Некоторые рассудительные поляки говорили им в ответ: “Смейтесь и пересмехайтесь! Не умрем от насмешек и плевков; мы довольно уж переносим от вас и не затеваем ни ссоры с вами, ни кровопролития без важной причины; а если вы замышляете что-нибудь безумное, смотрите, чтобы оно не пало на ваши же головы и вы не раскаялись бы в том [170] искренно!”. Так и те, и другие были не слишком хорошего мнения друг о друге до тех пор, пока, наконец, не произошло взрыва 13 февраля 1611 года. В этот день некоторые польские дворяне велели своим холопам купить для лошадей овса на хлебном рынке (находящемся на Москве-реке). Один из этих холопов хорошо заметил, сколько денег платили русские за меру овса. Он велел и себе отмерить несколько мер и потом заплатил за каждую столько же, сколько и русские; продавец не согласился на это и хотел взять вдвое против того. “Ах ты, блядин сын, — сказал холоп, — разве не все мы здесь в городе люди одного государя? За что же нам платить тебе дороже русских?” Продавец не посмотрел на это, а только сказал: “Коли не хочешь заплатить за меру сколько мне надо, возьми свои деньги и оставь мой овес: ни один поляк не купит у меня дешевле”, — и поспешно пошел по улице. Холоп вынул саблю и хотел рубить его; в это время подбежали другие мучники с большими и длинными кольями, заколотили до смерти трех польских холопов и подняли такой шум, что прибежал польский караул, стоявший в воротах, и узнал это происшествие.

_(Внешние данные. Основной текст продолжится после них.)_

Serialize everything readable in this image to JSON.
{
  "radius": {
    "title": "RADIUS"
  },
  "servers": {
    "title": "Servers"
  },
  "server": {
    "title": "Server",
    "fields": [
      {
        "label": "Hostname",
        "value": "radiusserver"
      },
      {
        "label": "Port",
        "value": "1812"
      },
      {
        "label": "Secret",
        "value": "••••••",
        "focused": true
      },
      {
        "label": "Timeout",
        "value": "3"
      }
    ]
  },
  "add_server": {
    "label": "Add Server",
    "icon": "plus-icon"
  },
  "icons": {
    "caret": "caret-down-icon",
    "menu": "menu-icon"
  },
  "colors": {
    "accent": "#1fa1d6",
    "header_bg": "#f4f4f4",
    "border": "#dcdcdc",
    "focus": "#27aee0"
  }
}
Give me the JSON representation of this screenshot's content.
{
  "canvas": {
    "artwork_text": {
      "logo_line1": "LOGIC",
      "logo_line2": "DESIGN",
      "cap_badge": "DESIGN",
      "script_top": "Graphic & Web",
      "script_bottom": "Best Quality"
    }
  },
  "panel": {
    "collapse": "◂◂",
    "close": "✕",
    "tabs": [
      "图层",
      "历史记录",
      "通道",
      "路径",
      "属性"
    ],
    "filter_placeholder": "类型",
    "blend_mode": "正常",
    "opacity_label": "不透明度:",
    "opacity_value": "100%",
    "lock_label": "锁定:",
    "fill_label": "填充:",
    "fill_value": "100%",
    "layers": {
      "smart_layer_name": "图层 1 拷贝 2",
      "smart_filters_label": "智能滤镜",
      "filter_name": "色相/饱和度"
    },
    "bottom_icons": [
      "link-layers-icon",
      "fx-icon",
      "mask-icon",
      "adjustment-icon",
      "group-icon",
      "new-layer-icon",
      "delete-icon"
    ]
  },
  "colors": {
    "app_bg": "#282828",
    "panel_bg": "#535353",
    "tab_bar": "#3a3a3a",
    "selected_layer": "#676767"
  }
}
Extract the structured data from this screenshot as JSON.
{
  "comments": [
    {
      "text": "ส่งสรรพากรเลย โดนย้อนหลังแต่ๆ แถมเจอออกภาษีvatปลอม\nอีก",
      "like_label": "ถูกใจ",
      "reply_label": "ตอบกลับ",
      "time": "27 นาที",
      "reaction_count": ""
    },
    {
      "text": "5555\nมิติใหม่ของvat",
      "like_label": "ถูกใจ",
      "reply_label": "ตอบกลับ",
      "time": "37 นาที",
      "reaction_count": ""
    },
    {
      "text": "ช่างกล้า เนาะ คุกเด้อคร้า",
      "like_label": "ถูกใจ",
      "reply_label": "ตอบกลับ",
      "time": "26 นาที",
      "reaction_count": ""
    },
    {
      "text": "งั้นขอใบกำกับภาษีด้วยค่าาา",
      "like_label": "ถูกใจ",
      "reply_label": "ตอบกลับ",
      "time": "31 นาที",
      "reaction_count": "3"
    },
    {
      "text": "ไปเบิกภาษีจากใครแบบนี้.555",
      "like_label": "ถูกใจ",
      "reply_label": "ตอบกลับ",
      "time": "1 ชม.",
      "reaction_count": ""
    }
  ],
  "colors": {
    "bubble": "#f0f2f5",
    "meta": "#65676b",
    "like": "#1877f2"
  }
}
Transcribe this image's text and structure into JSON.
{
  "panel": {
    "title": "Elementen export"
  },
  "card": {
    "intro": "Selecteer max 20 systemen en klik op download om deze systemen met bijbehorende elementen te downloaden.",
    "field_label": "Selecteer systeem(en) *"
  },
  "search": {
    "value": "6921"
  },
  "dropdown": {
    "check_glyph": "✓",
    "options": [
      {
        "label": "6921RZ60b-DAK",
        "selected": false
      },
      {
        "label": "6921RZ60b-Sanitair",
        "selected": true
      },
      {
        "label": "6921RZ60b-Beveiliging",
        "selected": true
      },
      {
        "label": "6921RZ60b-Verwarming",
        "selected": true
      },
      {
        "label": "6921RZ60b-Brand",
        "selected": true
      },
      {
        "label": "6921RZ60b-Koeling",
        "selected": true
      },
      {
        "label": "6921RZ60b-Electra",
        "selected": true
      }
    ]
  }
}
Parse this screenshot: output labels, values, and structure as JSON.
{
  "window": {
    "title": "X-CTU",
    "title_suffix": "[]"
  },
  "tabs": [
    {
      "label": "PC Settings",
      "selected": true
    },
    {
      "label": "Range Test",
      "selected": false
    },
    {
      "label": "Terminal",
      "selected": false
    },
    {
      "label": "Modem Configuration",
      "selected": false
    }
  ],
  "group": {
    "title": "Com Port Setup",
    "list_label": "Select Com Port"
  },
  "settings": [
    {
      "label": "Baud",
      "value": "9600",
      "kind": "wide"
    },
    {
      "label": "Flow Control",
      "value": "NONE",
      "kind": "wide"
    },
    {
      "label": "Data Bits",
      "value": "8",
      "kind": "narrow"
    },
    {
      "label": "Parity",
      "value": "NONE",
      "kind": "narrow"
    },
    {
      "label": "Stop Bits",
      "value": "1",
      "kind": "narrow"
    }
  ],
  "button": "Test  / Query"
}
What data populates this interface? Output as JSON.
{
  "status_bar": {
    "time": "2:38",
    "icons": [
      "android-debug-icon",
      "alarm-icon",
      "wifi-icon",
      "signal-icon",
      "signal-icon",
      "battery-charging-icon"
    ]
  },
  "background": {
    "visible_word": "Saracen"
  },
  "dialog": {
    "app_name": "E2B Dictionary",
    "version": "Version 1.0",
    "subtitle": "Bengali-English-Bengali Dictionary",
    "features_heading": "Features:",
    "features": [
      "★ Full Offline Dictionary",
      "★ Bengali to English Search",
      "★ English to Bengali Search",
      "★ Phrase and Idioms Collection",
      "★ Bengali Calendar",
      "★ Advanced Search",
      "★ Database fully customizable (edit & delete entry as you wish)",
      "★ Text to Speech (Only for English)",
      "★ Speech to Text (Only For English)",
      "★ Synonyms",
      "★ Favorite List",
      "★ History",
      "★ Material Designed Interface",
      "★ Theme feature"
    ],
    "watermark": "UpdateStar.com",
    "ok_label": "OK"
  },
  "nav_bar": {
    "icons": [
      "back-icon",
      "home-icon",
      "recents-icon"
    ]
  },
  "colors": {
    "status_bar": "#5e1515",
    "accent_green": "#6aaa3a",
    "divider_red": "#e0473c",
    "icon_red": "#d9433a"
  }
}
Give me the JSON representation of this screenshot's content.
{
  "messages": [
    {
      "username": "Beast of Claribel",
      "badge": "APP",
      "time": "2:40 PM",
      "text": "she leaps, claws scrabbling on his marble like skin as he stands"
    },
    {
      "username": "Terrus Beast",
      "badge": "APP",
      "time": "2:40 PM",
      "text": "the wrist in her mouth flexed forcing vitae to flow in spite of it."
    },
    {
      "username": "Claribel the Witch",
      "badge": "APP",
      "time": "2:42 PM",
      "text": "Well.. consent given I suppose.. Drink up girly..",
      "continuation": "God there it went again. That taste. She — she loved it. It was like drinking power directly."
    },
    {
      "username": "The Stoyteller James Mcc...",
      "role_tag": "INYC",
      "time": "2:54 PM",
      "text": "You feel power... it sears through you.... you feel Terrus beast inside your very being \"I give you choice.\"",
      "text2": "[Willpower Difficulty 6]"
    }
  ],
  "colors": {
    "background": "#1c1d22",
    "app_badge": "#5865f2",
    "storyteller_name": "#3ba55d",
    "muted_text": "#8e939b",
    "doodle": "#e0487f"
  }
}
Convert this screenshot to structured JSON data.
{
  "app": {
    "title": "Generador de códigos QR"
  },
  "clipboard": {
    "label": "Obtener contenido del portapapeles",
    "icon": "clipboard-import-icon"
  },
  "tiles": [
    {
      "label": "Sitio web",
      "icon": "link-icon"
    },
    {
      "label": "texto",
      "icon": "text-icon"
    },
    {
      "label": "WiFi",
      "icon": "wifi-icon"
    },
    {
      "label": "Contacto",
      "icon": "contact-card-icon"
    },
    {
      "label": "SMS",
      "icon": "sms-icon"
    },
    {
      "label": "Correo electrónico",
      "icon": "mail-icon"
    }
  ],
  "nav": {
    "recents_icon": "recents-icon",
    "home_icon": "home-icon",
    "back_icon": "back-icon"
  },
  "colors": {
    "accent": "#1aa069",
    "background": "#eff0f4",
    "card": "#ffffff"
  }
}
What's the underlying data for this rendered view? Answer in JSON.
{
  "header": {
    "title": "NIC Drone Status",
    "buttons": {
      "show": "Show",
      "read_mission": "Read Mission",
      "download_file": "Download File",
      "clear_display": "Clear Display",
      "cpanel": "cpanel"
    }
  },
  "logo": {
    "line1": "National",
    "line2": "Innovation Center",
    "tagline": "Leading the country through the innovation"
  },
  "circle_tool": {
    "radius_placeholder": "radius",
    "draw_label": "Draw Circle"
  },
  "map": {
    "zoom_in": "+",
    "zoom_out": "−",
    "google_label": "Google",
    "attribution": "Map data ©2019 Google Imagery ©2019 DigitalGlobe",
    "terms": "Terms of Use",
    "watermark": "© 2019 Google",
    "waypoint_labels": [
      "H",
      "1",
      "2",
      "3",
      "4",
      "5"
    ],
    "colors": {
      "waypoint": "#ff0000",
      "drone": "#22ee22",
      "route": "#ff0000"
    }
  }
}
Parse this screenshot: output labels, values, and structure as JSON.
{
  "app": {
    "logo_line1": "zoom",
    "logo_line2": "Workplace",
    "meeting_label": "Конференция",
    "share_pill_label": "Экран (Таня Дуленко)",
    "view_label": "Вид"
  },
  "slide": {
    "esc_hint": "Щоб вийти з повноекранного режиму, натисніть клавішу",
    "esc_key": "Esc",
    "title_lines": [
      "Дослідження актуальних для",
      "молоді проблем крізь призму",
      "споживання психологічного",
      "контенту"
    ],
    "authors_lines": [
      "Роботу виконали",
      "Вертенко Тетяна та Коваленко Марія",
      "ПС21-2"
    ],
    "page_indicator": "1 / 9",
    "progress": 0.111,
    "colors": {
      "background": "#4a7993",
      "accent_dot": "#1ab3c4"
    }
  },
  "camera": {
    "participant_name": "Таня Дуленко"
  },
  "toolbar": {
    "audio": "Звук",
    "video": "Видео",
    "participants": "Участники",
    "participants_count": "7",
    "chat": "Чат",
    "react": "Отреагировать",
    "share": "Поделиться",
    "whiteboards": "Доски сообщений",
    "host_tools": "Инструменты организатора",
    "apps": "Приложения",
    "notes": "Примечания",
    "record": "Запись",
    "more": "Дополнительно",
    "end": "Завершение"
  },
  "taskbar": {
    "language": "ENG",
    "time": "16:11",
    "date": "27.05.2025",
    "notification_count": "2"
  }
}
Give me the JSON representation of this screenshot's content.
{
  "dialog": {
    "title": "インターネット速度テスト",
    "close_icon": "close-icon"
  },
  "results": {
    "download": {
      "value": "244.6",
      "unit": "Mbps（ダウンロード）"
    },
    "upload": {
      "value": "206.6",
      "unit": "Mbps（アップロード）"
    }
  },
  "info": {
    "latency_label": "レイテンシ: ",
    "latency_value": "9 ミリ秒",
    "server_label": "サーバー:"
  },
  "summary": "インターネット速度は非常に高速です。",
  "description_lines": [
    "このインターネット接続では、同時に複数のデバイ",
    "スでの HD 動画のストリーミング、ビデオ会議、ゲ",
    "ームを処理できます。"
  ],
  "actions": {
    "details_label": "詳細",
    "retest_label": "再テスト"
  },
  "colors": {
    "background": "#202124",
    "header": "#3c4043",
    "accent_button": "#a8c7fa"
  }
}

Когда польские холопы увидали караульных, они бегом побежали к ним навстречу, а за ними несколько сотен москвитян с кольями и кнутами в руках. Поляки кричали во все горло, что русские уже троих из них убили до смерти, не за что-нибудь другое, а только за то, что они сказали, зачем поляки должны платить за меру вдвое против русских. Тогда 12 солдат из караула прицелились в такое множество москвитян, застрелили их 15 и разогнали весь народ с рынка.

Когда это стало известно в городе, пропасть народа сбежалась со всех улиц, были очень недовольны, плевали в поляков за то, что они убили так много их братьев; едва не поднялся страшный мятеж в этот же самый день, если бы полководец Жолкевский не остановил и не отвратил его своею осторожностью и скромностью. Он вышел, искренно предостерегал их от вреда и беды и сказал: “Вы хвастаетесь, москвитяне, что лучшие христиане на свете, а вовсе не боитесь Бога, потому что всей душой ищете кровопролития и не знаете ни стыда, ни совести: только у вас и думы, и заботы, как бы изменить клятве, а того не подумаете, что Бог накажет вас когда-нибудь. И правда, что это не пройдет вам так, вы увидите на себе гнев Божий и почувствуете его крепкие удары. Вы позорно убили столько собственных своих князей, добровольно выбрали себе в великие князья сына нашего наияснейшего короля, присягнули и клялись ему. Никак он не может прибыть так скоро, как бы вы хотели; вы его и презираете, и смеетесь над ним, зовете государя, отца его, старым псом, а молодого знаменитого принца — щенком, тех, которых Бог на высочайшем небе поставил и назначил здесь на земле как бы богов и своих наместников, вы презираете и позорите хуже и нахальнее ваших свиных пастухов. Сверх того, вы ни во что ставите свою присягу, честь и правду и больше не признаете уж своим великим князем вышеназванного государя, безжалостно убиваете его людей, всячески наругаетесь над тем, которому вы добровольно [171] присягнули, потом впустили нас в свою крепость, и мы спасли и защитили вас от злейшего вашего врага, Димитрия. Вы согрешили не перед людьми и великим князем нашим, Владиславом, а перед самим Богом, который не попустит смеяться над собою. Вы надеетесь и полагаетесь на свою силу и многолюдство, что вас семьсот тысяч, а нас не более шести. Но вспомните, что победа заключается не в количестве или множестве людей, а только в руках Бога, который всегда помогает правому делу и дает победу точно так же и малому ничтожному отряду, как и большому многолюдству, которое кичится своей великой силой и полагается на нее: это можно видеть в истории всех народов.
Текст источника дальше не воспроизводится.